The Bayway seems short at 130...never tried any more than that. Too windy! BTW Dusty I saw another Impulse Blue 06 with Baldwin county plates yesterday - it had stock 17" wheels, and blue rear bumper inserts. There is also a Spice Red 06 with black wheels in the Gulf Shores area. 

I bought my car used and it has no known performance mods. I pulled 165 twice at the top of 5th and the speed limiter kicked in. I don't race personally but like a quick blast through the gears once in a while.


----------



## JoJo (Nov 12, 2006)

Top gear is in filmed in the UK. They don't use pounds but Kilograms. So when he said 850,000 pounds he meant UK currency.


----------



## pickinfights (Oct 3, 2006)

JoJo said:


> Top gear is in filmed in the UK. They don't use pounds but Kilograms. So when he said 850,000 pounds he meant UK currency.


Hope you are being sarcastic JoJo.:lol:


----------



## Mean Goat (Aug 18, 2005)

JoJo said:


> Top gear is in filmed in the UK. They don't use pounds but Kilograms.

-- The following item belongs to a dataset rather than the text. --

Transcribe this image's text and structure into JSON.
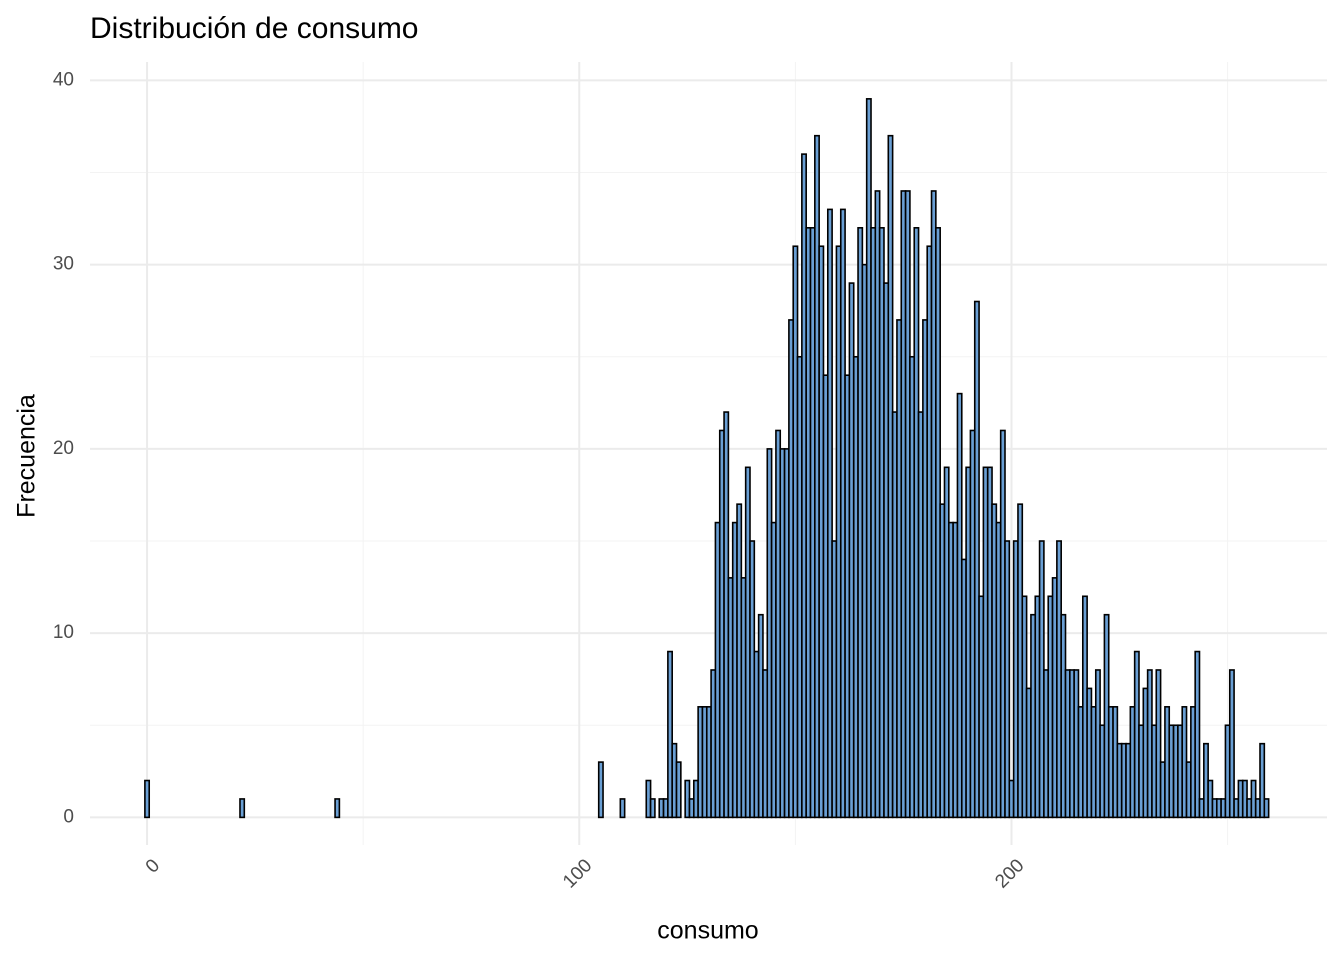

So when he said 850,000 pounds he meant UK currency.


I believe you are correct.

850,000 British pounds = ~1.7 million U.S. dollars, which is about the price of the Veyron over here, I think.


----------



## pickinfights (Oct 3, 2006)

253 kinda makes 160 look like a fence post.


----------



## Mean Goat (Aug 18, 2005)

pickinfights said:


> 253 kinda makes 160 look like a fence post.


:agree


----------



## lvmygto (Apr 24, 2007)

*Let me know what time you drive...*



dustyminpin said:


> I hit 150 every night. Just because I can and it's a thrill to. God, I hope there's no pigs reading this. Yes, to the other posts that said you have to drive straight and more or less don't blink/flinch, or you're dead. I live on the eastern shore of Mobile Bay on gulf coast Alabama and have to drive across I-10 (over water with no on/offramps) to the western shore to get to work. Worrying about cops don't apply out over the water, just traffic. To get to 163, my car's top speed with the diablo mod and the K&N Aircharger CAI, you need about 1.5 to 2 miles of cruising, hammer down, no lefts or rights, just gas and concentration. Anything above 150 is scary, car starts to "float", you don't feel the road anymore, she's giving you signals even though the motor's got more, you shouldn't be going faster. This is all in a stock suspension and stock "18 rim and tire (Bridgestones) car. The top end of the goat takes AWHILE to get there and hover, you won't redline trust me, it's all about the wind-drag limit. You'll get to 135-140 in a hurry, after that you twiddle your fingers till she reaches her limit. You need straight flat land, or you're dead, and this ain't no video game with 2nd and 3rd lives after wrecks.


.........so I can stay home! I'm West Mobile.:cheers


----------